Our current parish coordinator, thankful for the continuity of record keeping in a tiny black book, recently added up the total receipts from parish UTO Ingatherings recorded over the past 78 years through December 31, 2016, to a surprising sum of $80,641.50! Witness the clear truth to the tag line that pocket change in any amount can change lives. Today the accounting of the funds runs through the parish treasury, not that of our local ECW, where the offerings are tallied, recorded, and sent to the bishop and combined with those from other participating parishes in our diocese before being delivered to the DFMS for safekeeping and investment, making possible UTO annual grants for mission around the country and the world.

R. E. Lee Memorial Episcopal Church historically focuses on four distinct missions – a faithful communion for Episcopalians and others of faith, college ministry, UTO participation, and outreach to the broader local community and worldwide. R. E. Lee Memorial parishioners thank God that UTO has partnered twice with us through two grants for our parish’s community outreach mission: The Yellow Brick Road Preschool Learning Center (2002), housed originally at our church, and the Rockbridge Area Health Center (2014), which now is able to provide mobile dental care to children in elementary and middle school throughout the county.

Unique to our church, however, is its proximity to two institutions of higher education, Washington and Lee University, whose campus is adjacent to the church, and Virginia Military Institute, which is within walking distance.
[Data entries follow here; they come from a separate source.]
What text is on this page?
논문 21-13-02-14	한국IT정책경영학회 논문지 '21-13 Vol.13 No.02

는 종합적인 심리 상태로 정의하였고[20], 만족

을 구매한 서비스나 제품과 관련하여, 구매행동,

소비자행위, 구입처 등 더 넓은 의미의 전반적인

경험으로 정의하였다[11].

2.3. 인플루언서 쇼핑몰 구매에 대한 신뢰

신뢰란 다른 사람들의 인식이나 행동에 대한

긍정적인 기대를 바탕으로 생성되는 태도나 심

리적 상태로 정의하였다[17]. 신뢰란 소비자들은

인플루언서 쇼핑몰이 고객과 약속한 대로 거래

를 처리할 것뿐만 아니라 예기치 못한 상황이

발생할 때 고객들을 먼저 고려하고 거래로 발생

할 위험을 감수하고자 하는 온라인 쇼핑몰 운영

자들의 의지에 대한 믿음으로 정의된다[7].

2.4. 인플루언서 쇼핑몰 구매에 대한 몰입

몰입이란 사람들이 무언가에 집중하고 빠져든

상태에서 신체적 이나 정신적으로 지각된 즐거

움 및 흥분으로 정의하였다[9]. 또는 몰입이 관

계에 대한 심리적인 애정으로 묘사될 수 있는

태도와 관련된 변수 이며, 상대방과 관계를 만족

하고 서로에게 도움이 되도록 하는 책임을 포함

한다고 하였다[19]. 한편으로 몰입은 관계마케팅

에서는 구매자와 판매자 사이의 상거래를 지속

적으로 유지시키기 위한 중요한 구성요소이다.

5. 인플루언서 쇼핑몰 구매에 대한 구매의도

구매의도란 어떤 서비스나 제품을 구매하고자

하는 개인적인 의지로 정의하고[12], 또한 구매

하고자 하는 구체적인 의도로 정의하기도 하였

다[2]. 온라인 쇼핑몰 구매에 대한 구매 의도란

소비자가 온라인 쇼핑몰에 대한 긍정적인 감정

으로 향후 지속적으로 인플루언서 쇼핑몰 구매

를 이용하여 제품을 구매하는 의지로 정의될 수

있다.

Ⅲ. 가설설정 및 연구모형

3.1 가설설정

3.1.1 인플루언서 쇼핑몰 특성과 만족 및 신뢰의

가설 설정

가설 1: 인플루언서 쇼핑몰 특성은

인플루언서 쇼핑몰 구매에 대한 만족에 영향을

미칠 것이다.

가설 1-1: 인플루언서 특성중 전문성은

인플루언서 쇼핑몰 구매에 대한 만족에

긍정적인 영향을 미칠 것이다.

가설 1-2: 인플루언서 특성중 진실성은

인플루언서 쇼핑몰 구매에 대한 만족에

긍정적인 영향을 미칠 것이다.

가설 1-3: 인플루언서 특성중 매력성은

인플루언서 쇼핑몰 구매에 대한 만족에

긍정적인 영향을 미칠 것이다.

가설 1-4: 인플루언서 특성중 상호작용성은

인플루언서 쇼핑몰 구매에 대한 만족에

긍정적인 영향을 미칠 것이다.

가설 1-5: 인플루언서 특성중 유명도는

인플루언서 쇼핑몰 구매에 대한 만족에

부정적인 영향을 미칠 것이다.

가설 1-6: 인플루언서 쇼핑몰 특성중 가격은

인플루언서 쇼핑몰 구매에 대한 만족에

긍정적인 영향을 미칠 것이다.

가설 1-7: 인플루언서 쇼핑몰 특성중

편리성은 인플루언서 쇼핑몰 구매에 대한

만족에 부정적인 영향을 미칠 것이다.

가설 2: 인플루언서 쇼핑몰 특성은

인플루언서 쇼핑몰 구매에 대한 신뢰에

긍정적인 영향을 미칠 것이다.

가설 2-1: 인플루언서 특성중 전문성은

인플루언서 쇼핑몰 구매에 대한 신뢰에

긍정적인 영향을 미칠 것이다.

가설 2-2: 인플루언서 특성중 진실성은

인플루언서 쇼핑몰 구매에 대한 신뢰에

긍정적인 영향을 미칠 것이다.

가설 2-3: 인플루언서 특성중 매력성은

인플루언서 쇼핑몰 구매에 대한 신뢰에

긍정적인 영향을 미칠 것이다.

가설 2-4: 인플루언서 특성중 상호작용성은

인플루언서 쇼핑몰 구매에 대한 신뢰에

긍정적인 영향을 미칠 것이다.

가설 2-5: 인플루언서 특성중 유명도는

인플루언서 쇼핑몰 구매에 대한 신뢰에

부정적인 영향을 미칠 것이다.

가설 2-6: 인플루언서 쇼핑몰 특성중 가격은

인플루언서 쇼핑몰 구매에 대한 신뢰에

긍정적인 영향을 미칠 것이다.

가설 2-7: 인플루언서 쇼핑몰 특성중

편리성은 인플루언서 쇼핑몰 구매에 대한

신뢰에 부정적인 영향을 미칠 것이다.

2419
As a result, college ministry has been an ongoing mission since our founding in 1840. It seeks not only to nurture Episcopal undergraduates through regular Sunday worship, as choir members, or as volunteers for youth programs, but also to influence no fewer than 40 graduates from the two institutions, over the same number of years, to choose careers in the priesthood, five of whom became bishops!

While the focus of UTO grants varies from year to year, at least to some extent, our parish continues this historic mission addressing a growing, indeed desperate, need for parish priests. Nevertheless, year after year, decade after decade, at least since 1938, our parish’s missional priorities have included support for the United Thank Offering. Its two-faceted objective is spiritual enrichment through the sacrifice of thanksgiving that simultaneously matches gratitude with generosity of time, talent, and treasure.